The ‘Cité des Jeunes’ project aims at contributing to the peace process in Burundi by action in the following areas:
1. Promoting quality and access in the school system.
The lengthy civil war has paralysed the Burundian school system which was already vulnerable because of the conflict: 391 schools destroyed, textbooks lost, teachers killed or left as refugees elsewhere, 77,000 children who have not continued their schooling or did not even begin it.
Amongst the adults, the level of schooling is very low: 52% for males and 20% for females, while 65% of the population remains illiterate. Education is a priority for them and also a means for a lasting peace: being left out of things is a result of varying levels of access to education and also gives rise to violence.

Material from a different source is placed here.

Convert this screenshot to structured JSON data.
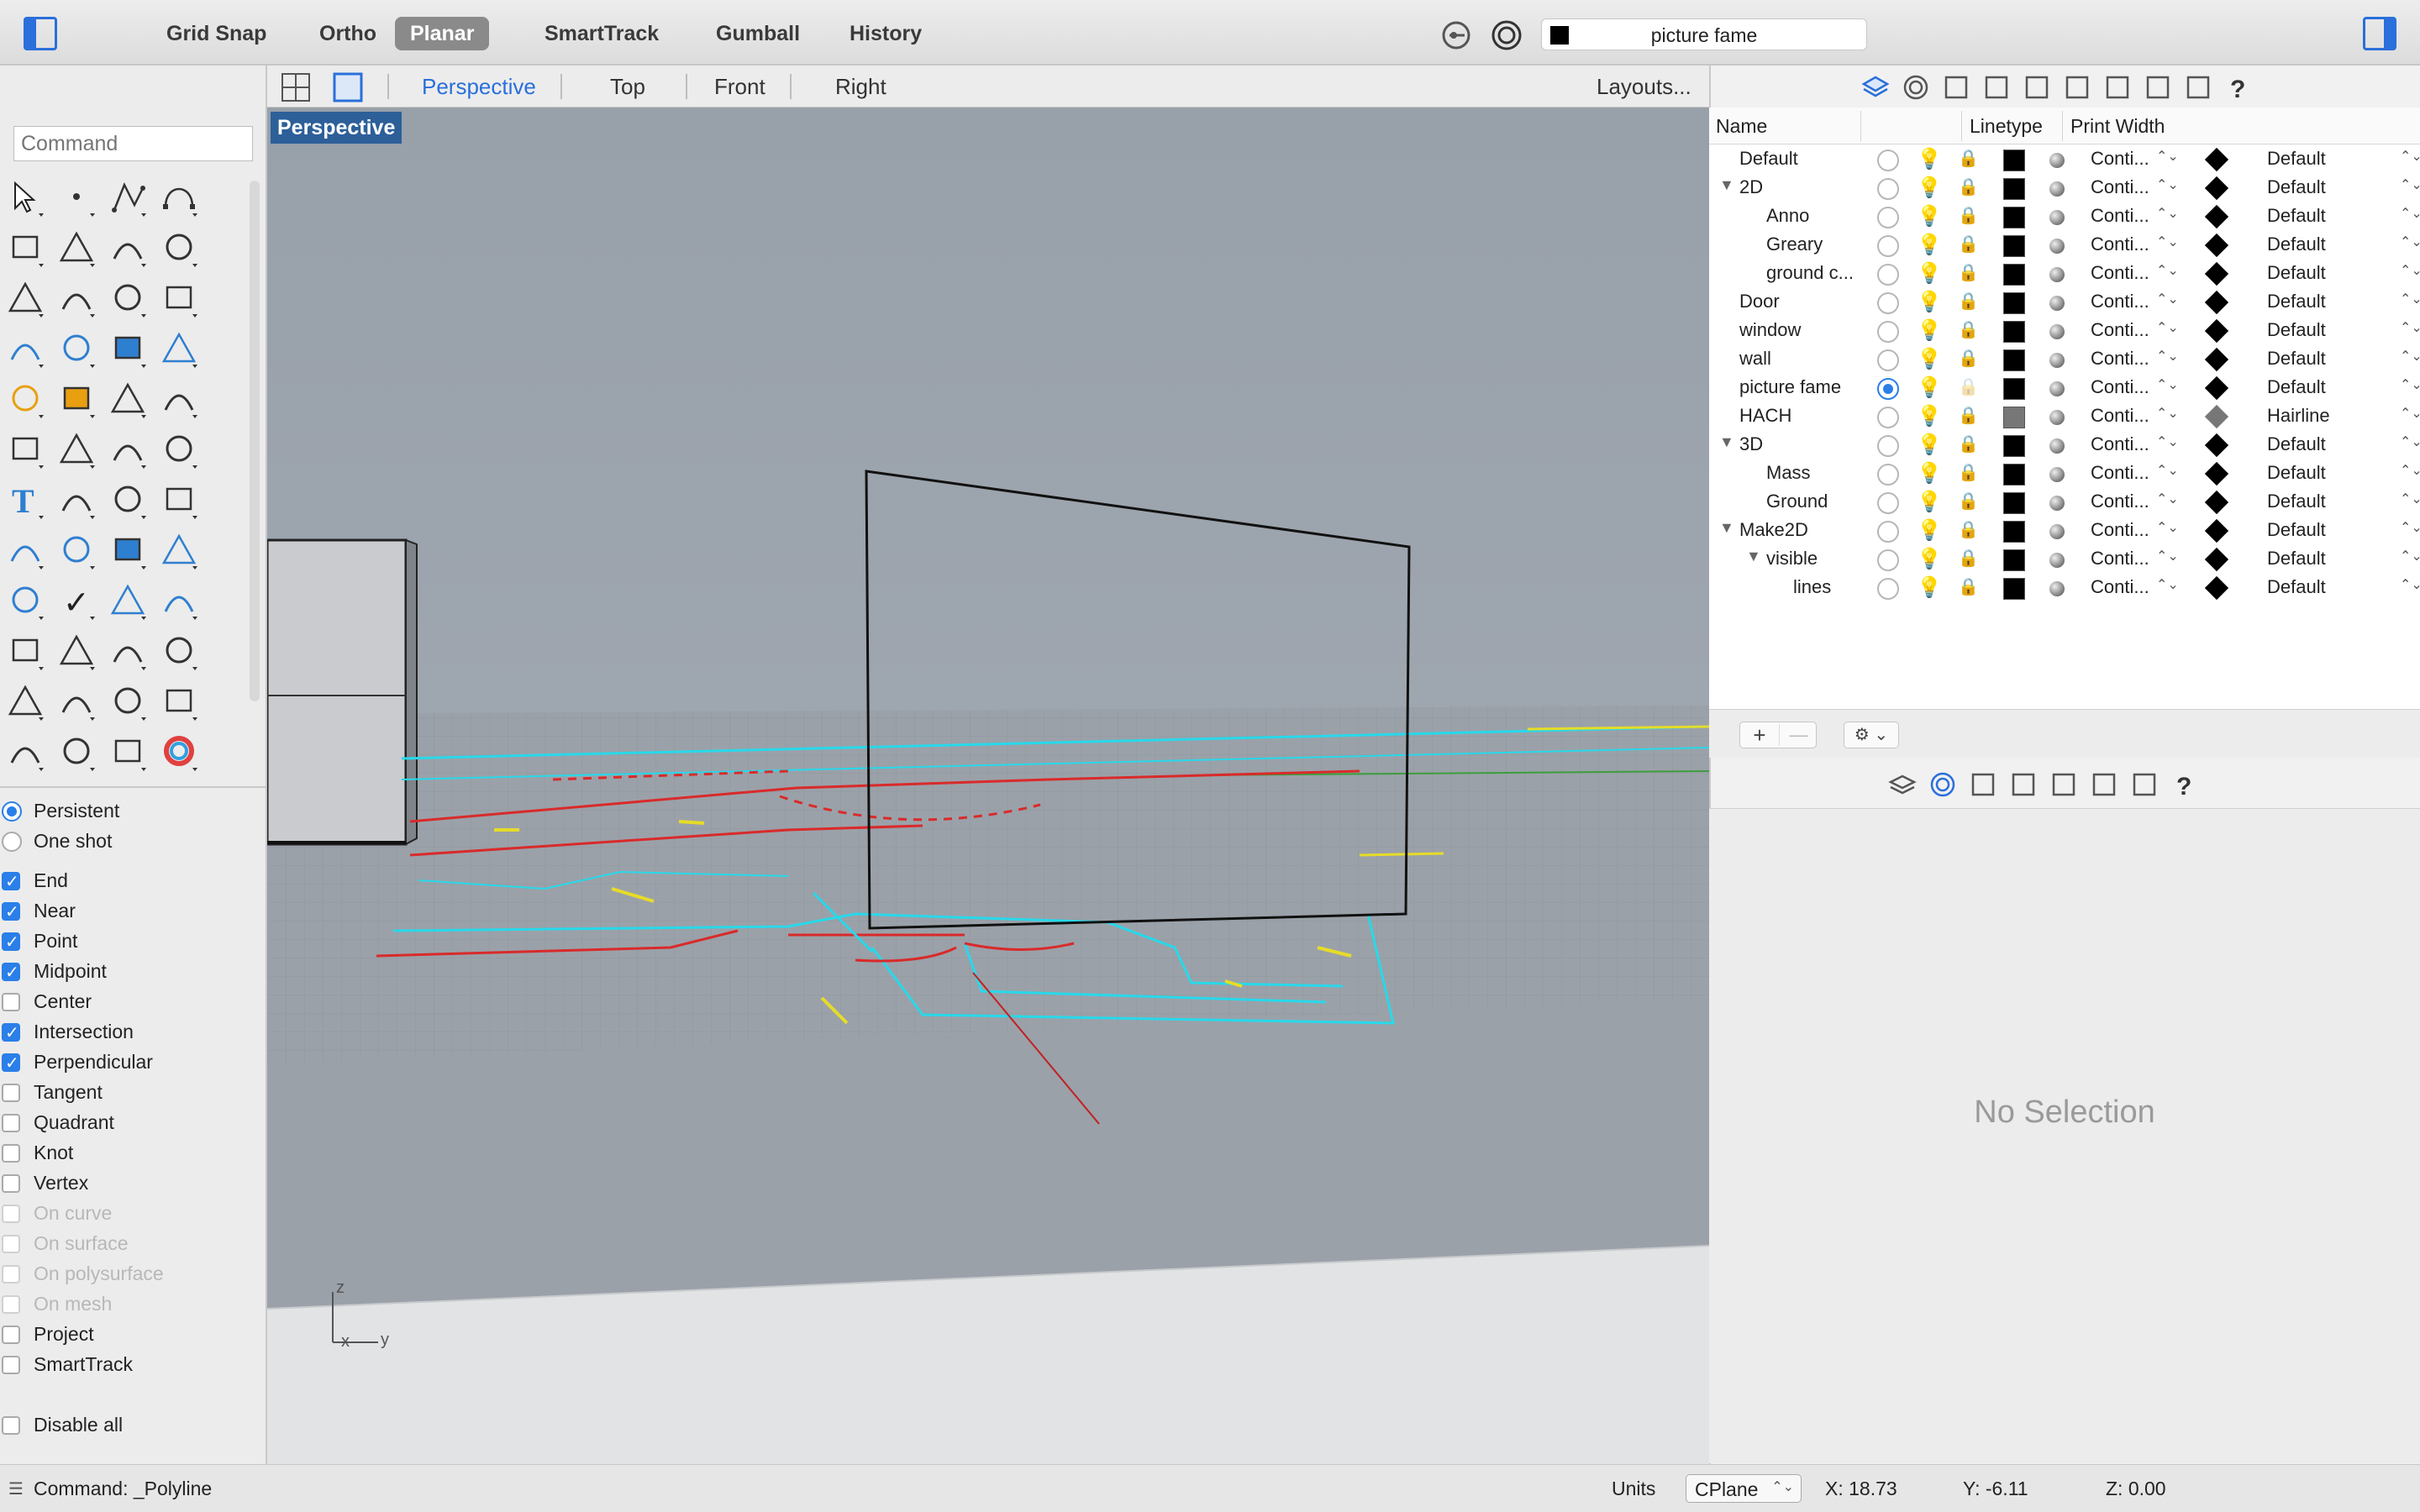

The most urgent need then is to increase the availability of schooling to guarantee more equitable access to education for all groups in Burundian society.
The project aims at building six school classroom blocks for primary education, literacy, support for 300 individuals per year (street children, poor kids, single mothers or mothers who must be the breadwinner...).
2. The development of technical training and the economic rehabilitation of displaced persons.
The return of refugee and displaced persons, the demobilisation of former combatants, the destruction of economic and social infrastructures and the persistent insecurity problems have together generated a rapid growth in poverty in an already very difficult situation. Besides, voluntary emigration on the part of many young people has continued from around the countryside since the high population density relative to arable areas (the mean size of a farm is half a hectare) offers only meagre subsistence. Refugees in search of new places to live and emigrants seeking their fortune crowd the outskirts of Bujumbura, making the search for work a difficulty. Increasing unemployment represents another serious problem threatening social stability and the future development of Burundi. The lack of properly qualified manpower does not encourage diversification of production, which is needed to absorb the return of displaced persons, to lower the pressure on land tenure and to increase the productive basis of the economy. Only 1.8% of upper level school students take on technical training. Only 9% of Burundian students between 13-19 years of age get as far as secondary school.
The project hopes to set up two year courses in technical training in areas such as information technology, secretarial work, carpentry, metalwork and soldering, hydraulics, joinery, brick-laying, tailoring for a total of 500 15-21 year old Hutu and Tutsi students per year. Also for young drop outs, single mothers, and poor young people generally.
3. A local response to the problems of street children.
A further social problem, tied to urbanisation, is added to that of lack of stable employment: for many families the passage from a rural communal lifestyle to the individualism of city living has altered the nature of personal relationships with the consequent breakdown of the family structure. The number of children living in a difficult situation has grown considerably in the country and especially on the outskirts of Bujumbura: there are young children who are the breadwinners, unaccompanied youngsters, children in prison, displaced children, street children, child soldiers (the ‘doriya’) still living with military groups, refugee children, orphans, and children from marginalised groups like the Batwa. To these we can add the growing number of AIDS orphans estimated to be around 90,000 in number
The project aims at providing reception places (dormitories, kitchen and refectories) to accommodate 150 youngsters per year. These will be given the chance to recover, to go to school, receive technical training and be prepared for work. These places will be opened to any child in difficulty: the kitchen will provide 500 meals daily for the children of the most disadvantaged families.